*tulisan tahun 2009

Judulnya aneh ya.. kenapa kita disuruh menjadi maqom? untuk orang awam seperti aku, dari dulu mengira maqom Ibrahim yang ada di depan pintu ka’bah sebelah kanan itu adalah benar-benar makam atau kuburan.
Ternyata kurungan cantik kuningan berkubah kecil itu sama sekali bukan kuburan nabi Ibrahim, di dalamnya terdapat batu dengan bekas telapak kaki. Nah, itu adalah batu pijakan nabi Ibrahim ketika memasang batu-batu dinding ka’bah bersama Ismail, putranya. Oleh karena itu disebut Maqom Ibrahim, artinya tempat berdiri Ibrahim.
Memang banyak yang istimewa di sekitar Ka’bah, di sudutnya ada batu hitam yang disebut hajar Aswad yang sama sekali tak berhasil aku sentuh, hanya lambaikan tangan saja dari jauh.
Dari buku petunjuk umroh dan artikel di majalah percikan iman ustad Aam, aku semakin paham makna dari maqom Ibrahim. Bahwa dalam Al Qur’an, Allah SWT dua kali menyebutkan keberadaan batu pijakan tersebut. Sedangkan hajar aswad, batu yang diciumi sama sekali tidak ada.
dalam Q.S Ali Imran:97 dikatakan bahwa di dalamnya ada ayat yang jelas, maqom Ibrahim dan barang siapa memasukinya dia akan aman
dan pada Q.S Al Baqarah:125 disebutkan Allah menjadikan maqom Ibrahim sebagai musholla
Allah sangat memuliakan batu pijakan tersebut, ibaratnya batu itu seperti seseorang yang merelakan punggungnya menjadi anak tangga bagi kesuksesan orang lain. Ibarat sebuah usaha kecil yang terlihat seperti sebutir pasir, tapi sebutir pasir itu berguna untuk membangun sebuah bangunan yang kokoh.
Jika hari ini kamu merasa seperti batu pijakan bagi kemajuan orang lain, janganlah berkecil hati.
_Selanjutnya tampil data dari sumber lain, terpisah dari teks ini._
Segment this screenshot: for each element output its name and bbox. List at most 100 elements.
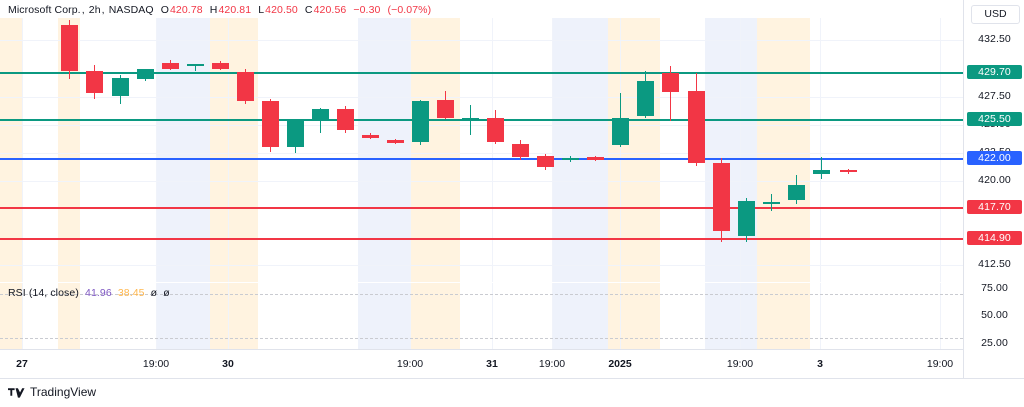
gridline-vertical xyxy=(620,283,621,349)
gridline-vertical xyxy=(820,283,821,349)
candle-body xyxy=(186,64,204,67)
candlestick[interactable] xyxy=(787,18,805,282)
currency-badge[interactable]: USD xyxy=(971,5,1020,24)
candle-wick xyxy=(195,64,196,71)
rsi-title[interactable]: RSI (14, close) xyxy=(8,287,79,299)
candlestick[interactable] xyxy=(111,18,129,282)
gridline-vertical xyxy=(410,283,411,349)
gridline-horizontal xyxy=(0,153,963,154)
gridline-vertical xyxy=(940,18,941,282)
candle-body xyxy=(461,117,479,120)
candle-body xyxy=(561,158,579,161)
candlestick[interactable] xyxy=(486,18,504,282)
candlestick[interactable] xyxy=(85,18,103,282)
candle-body xyxy=(536,156,554,168)
rsi-band-line xyxy=(0,338,963,339)
candlestick[interactable] xyxy=(336,18,354,282)
candle-wick xyxy=(670,66,671,122)
candle-body xyxy=(286,120,304,148)
candlestick[interactable] xyxy=(311,18,329,282)
price-level-line[interactable] xyxy=(0,158,963,160)
candlestick[interactable] xyxy=(261,18,279,282)
candlestick[interactable] xyxy=(411,18,429,282)
price-level-line[interactable] xyxy=(0,207,963,209)
price-level-tag[interactable]: 425.50 xyxy=(967,112,1022,127)
gridline-horizontal xyxy=(0,181,963,182)
price-chart-pane[interactable] xyxy=(0,18,963,282)
chart-legend[interactable]: Microsoft Corp., 2h, NASDAQ O420.78 H420… xyxy=(8,4,432,16)
candle-wick xyxy=(821,157,822,179)
price-level-line[interactable] xyxy=(0,238,963,240)
legend-open-value: 420.78 xyxy=(169,4,203,16)
candlestick[interactable] xyxy=(712,18,730,282)
session-band xyxy=(210,283,258,349)
price-level-line[interactable] xyxy=(0,72,963,74)
legend-close-label: C xyxy=(304,4,313,16)
candlestick[interactable] xyxy=(561,18,579,282)
gridline-horizontal xyxy=(0,265,963,266)
session-band xyxy=(0,18,22,282)
candlestick[interactable] xyxy=(687,18,705,282)
candlestick[interactable] xyxy=(762,18,780,282)
candlestick[interactable] xyxy=(611,18,629,282)
price-level-tag[interactable]: 429.70 xyxy=(967,64,1022,79)
candlestick[interactable] xyxy=(361,18,379,282)
price-level-tag[interactable]: 417.70 xyxy=(967,199,1022,214)
candle-body xyxy=(762,202,780,205)
candle-body xyxy=(411,101,429,142)
time-tick-label: 19:00 xyxy=(926,358,954,370)
candle-body xyxy=(161,62,179,69)
candlestick[interactable] xyxy=(186,18,204,282)
candle-body xyxy=(486,117,504,142)
candlestick[interactable] xyxy=(636,18,654,282)
candlestick[interactable] xyxy=(586,18,604,282)
rsi-value: 41.96 xyxy=(85,287,112,299)
candlestick[interactable] xyxy=(136,18,154,282)
session-band xyxy=(22,18,58,282)
candlestick[interactable] xyxy=(386,18,404,282)
candlestick[interactable] xyxy=(812,18,830,282)
tradingview-logo[interactable]: TradingView xyxy=(8,385,96,399)
candlestick[interactable] xyxy=(236,18,254,282)
price-level-tag[interactable]: 422.00 xyxy=(967,151,1022,166)
candle-body xyxy=(712,162,730,232)
candle-body xyxy=(511,143,529,158)
time-scale[interactable]: 27 19:00 30 19:00 31 19:00 2025 19:00 3 19:00 xyxy=(0,349,963,379)
legend-high-value: 420.81 xyxy=(218,4,252,16)
price-scale[interactable]: USD 432.50427.50425.00422.50420.00412.50… xyxy=(963,0,1024,406)
time-tick-label: 30 xyxy=(222,358,234,370)
candle-body xyxy=(586,157,604,160)
candlestick[interactable] xyxy=(60,18,78,282)
rsi-indicator-pane[interactable] xyxy=(0,283,963,349)
session-band xyxy=(705,283,757,349)
legend-symbol[interactable]: Microsoft Corp. xyxy=(8,4,81,16)
legend-change: −0.30 xyxy=(353,4,381,16)
candlestick[interactable] xyxy=(436,18,454,282)
time-tick-label: 19:00 xyxy=(726,358,754,370)
candlestick[interactable] xyxy=(286,18,304,282)
candle-body xyxy=(636,80,654,116)
session-band xyxy=(757,283,810,349)
time-tick-label: 2025 xyxy=(608,358,632,370)
candlestick[interactable] xyxy=(461,18,479,282)
candlestick[interactable] xyxy=(839,18,857,282)
candlestick[interactable] xyxy=(161,18,179,282)
candle-body xyxy=(236,71,254,102)
rsi-legend[interactable]: RSI (14, close) 41.96 38.45 ø ø xyxy=(8,287,170,299)
bottom-bar: TradingView xyxy=(0,378,1024,407)
candlestick[interactable] xyxy=(661,18,679,282)
candle-body xyxy=(611,117,629,145)
tradingview-brand-text: TradingView xyxy=(30,385,97,399)
gridline-vertical xyxy=(552,283,553,349)
price-level-tag[interactable]: 414.90 xyxy=(967,231,1022,246)
price-level-line[interactable] xyxy=(0,119,963,121)
legend-change-percent: (−0.07%) xyxy=(387,4,432,16)
candlestick[interactable] xyxy=(737,18,755,282)
candlestick[interactable] xyxy=(211,18,229,282)
legend-interval[interactable]: 2h xyxy=(88,4,101,16)
candlestick[interactable] xyxy=(511,18,529,282)
candle-body xyxy=(687,91,705,163)
session-band xyxy=(460,283,512,349)
candlestick[interactable] xyxy=(536,18,554,282)
gridline-vertical xyxy=(228,18,229,282)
Karena Allah sungguh memuliakan batu yang dipijak dibandingkan batu yang diciumi. Allah mengangkat jasa batu pijakan itu walau ia tidak ikut menempel di Baitullah Ka’bah
Jadilah maqom Ibrahim, yang bersedia menjadi pijakan bagi kemajuan orang banyak. Masuklah kedalam sifat ikhlas, mungkin itulah makna ayat Allah tersebut. Barang siapa masuk kedalamnya, dia akan aman.
*batu pijakan itu membuat aku teringat Bunda Siti Hajar.